But by default it has value "all" in compliance with existing behaviour
(to log every statement).

Example usage
==================
Log every DDL, but only subset of other statements.

postgresql.conf

log_transaction = ddl
log_statement = all
log_transaction_sample_rate = 1
log_statement_sample_rate = 0.3

backend:

BEGIN;
CREATE TABLE t1(value text);
INSERT INTO t1(value) VALUES ('hello'), ('world');
SELECT * FROM t1;
DROP TABLE t1;
COMMIT;

logfile:

LOG: duration: 6.465 ms statement: create table t1(value text);
LOG: statement: insert into t1(value) values ('hello'), ('world');
LOG: duration: 6.457 ms statement: drop table t1;

As you can see CREATE and DROP were logged with duration (because it is
DDL), but
only INSERT was logged (without duration) - not SELECT.

Testing
===================
All tests are passed - default configuration is compatible with existing
behaviour.
Honestly, I could not find any TAP/regress tests that would test logging
- some
tests only use logs to ensure test results.
I did not find suitable place for such tests, so no tests provided

Implementation details
===================
I have modified signature of check_log_duration function - this accepts
List of
statements that were executed. This is to decide whether we should log
current statement if transaction is sampled.
But this list can be empty, in that case we decide to log. NIL is passed
only
in fast path, PARSE and BIND functions - by default these are logged
if transaction is sampled, so we are compliant with existing behaviour
again.
In first implementation version, there was boolean flag (instead of
List), but
it was replaced by List to defer determining (function call) whether it
is worth logging.

-------------
Best regards, Sergey Solovev

Hi!

As I understand, the need of this GUC variable comes from fact, that
is the transaction is sampled for logging, all statements within this
tx are logged and this is not configurable now, correct?
Well, if this is the case, why should we add a new GUC? Maybe we
should use `log_statement` in this case too, so there is a bug, that
log_statement is honored not during tx sampling?
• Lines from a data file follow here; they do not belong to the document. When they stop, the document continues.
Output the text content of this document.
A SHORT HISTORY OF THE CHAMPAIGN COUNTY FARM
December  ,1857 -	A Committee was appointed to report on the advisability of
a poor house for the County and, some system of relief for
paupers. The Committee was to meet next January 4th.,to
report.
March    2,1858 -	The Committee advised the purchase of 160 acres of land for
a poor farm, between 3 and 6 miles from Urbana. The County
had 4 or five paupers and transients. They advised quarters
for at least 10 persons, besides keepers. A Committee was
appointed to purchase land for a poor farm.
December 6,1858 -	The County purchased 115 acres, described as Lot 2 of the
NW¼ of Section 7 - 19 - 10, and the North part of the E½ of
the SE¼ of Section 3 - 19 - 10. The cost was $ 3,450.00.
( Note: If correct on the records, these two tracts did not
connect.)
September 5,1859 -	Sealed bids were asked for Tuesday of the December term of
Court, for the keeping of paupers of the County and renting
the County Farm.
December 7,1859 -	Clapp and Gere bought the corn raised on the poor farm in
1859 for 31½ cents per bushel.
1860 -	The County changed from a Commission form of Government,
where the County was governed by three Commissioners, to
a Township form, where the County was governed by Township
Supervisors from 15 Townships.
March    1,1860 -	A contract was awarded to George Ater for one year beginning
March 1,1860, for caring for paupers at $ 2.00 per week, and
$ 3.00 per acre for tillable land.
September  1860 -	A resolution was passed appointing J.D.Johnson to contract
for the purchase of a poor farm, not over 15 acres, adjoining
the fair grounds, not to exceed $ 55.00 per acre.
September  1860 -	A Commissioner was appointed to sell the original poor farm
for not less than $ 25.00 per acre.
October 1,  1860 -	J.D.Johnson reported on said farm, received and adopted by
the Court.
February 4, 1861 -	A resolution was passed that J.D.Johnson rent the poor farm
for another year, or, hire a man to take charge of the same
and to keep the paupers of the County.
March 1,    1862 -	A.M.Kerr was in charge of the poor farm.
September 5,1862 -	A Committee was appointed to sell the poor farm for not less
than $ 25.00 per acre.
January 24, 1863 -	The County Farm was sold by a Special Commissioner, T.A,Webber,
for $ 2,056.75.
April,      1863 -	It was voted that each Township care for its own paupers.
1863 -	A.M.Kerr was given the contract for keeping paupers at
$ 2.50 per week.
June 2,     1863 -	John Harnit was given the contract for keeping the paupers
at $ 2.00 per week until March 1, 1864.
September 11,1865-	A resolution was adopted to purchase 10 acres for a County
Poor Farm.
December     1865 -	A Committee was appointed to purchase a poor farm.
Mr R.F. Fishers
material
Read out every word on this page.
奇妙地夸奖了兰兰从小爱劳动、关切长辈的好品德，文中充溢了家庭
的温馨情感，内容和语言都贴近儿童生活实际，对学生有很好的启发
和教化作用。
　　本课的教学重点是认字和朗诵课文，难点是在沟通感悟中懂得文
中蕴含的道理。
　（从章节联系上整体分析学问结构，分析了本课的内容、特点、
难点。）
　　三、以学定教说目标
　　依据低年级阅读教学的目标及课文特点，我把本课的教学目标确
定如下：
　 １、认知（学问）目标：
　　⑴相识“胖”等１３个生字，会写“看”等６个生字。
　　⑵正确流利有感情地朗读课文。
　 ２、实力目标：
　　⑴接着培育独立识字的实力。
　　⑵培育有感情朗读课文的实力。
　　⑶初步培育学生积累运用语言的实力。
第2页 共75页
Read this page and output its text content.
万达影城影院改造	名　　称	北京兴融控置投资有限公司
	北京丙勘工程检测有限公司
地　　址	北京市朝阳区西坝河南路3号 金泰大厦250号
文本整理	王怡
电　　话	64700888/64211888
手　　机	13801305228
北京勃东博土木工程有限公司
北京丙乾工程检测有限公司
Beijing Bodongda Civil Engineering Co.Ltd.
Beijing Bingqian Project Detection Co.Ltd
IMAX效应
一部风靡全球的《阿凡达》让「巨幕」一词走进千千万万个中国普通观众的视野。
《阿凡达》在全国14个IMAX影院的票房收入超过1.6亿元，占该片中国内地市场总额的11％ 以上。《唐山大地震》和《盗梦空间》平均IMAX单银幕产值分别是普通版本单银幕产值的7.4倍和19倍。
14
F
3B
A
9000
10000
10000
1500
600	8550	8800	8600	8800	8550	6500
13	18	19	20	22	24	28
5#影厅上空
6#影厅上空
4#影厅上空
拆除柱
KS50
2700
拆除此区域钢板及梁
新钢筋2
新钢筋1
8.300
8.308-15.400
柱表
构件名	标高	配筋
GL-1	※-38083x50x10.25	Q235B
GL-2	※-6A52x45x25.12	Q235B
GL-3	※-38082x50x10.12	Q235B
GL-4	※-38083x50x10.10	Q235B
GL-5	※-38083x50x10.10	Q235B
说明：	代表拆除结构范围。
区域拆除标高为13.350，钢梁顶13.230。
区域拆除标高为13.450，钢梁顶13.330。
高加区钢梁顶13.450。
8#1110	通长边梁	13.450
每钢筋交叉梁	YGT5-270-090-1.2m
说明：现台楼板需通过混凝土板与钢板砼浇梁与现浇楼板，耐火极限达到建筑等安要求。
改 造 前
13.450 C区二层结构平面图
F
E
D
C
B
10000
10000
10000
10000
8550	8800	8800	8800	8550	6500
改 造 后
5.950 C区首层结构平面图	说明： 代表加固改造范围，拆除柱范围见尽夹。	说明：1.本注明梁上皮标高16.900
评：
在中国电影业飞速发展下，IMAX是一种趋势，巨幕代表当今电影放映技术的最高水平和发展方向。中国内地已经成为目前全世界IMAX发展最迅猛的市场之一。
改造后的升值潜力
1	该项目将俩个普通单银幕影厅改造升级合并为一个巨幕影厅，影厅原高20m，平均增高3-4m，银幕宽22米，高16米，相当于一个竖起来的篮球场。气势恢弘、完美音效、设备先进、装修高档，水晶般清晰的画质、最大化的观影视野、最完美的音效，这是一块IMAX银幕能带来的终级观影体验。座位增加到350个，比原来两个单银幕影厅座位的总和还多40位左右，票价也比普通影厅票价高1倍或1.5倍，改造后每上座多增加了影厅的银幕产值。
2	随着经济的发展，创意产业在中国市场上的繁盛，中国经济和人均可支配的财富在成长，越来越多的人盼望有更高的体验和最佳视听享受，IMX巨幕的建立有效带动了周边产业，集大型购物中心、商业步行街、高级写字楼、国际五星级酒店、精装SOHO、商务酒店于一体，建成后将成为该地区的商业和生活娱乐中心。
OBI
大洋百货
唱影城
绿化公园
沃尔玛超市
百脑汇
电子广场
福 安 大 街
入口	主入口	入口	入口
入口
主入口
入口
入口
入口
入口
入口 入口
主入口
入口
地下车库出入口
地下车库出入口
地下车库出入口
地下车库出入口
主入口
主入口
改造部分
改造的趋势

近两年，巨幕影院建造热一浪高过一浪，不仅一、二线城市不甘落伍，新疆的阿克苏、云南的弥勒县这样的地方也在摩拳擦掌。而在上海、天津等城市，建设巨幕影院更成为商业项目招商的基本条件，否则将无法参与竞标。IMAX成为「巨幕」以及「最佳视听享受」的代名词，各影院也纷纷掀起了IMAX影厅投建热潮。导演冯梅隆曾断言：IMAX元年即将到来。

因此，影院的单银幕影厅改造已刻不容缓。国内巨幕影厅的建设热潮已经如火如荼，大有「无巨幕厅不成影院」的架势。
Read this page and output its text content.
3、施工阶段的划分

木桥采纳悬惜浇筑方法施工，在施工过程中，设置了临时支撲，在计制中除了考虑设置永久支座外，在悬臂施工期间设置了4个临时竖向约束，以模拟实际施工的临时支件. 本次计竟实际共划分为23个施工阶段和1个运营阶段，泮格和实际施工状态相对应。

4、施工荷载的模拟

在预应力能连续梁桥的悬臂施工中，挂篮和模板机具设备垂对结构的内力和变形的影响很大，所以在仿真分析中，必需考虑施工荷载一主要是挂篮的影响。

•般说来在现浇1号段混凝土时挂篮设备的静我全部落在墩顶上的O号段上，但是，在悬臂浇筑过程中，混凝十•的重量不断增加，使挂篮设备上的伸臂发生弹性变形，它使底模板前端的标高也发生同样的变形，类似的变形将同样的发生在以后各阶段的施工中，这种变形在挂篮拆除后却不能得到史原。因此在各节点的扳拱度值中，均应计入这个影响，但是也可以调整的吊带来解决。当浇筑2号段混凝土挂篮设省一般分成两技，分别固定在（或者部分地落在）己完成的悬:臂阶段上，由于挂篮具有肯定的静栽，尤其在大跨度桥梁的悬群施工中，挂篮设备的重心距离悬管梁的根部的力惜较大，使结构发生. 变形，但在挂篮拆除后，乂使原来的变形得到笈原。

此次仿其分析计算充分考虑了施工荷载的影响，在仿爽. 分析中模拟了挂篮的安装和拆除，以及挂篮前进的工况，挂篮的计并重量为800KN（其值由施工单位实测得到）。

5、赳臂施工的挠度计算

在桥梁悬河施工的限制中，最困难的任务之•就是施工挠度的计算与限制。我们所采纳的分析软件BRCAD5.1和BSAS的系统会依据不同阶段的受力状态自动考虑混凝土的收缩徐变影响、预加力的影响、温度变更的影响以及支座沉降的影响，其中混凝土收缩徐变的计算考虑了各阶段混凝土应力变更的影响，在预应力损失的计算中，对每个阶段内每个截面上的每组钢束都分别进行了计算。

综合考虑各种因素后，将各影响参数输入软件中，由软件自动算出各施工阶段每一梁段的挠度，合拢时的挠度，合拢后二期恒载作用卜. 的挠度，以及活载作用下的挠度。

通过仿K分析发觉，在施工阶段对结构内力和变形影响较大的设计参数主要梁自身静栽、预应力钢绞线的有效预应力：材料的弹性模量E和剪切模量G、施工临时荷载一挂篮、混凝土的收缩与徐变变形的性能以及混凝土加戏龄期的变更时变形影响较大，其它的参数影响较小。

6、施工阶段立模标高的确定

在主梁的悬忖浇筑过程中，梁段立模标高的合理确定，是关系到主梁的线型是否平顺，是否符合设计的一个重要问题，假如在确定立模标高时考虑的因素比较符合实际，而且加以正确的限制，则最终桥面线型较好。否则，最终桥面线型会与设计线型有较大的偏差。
Also, tests are failing[1]

[1] https://cirrus-ci.com/task/5645711230894080

--
Best regards,
Kirill Reshke

Hi, Kirill!

Thanks for review.

Also, tests are failing[1]

That is my mistake: I have tested patch on REL_17BETA2, but set 18 version, and
it seems that I run tests without proper ./configure flags. I reproduced error and fixed
it in new patch.

As I understand, the need of this GUC variable comes from fact, that
is the transaction is sampled for logging, all statements within this
tx are logged and this is not configurable now, correct?

Yes. That's the point - all or nothing.

Well, if this is the case, why should we add a new GUC? Maybe we
should use `log_statement` in this case too, so there is a bug, that
log_statement is honored not during tx sampling?

That can be good solution, but I proceed from possibility of flexible logging setup.
Shown example (when all DDL statements were logged) is just one of such use cases.
Another example is security policy: when we must log every data modification -
set `log_transaction = mod`.

Hi Sergey!
We are still awaiting a rebase.
I moved this to the next CF, as there is little chance of being
finished within this CF.

--
Best regards,
Kirill Reshke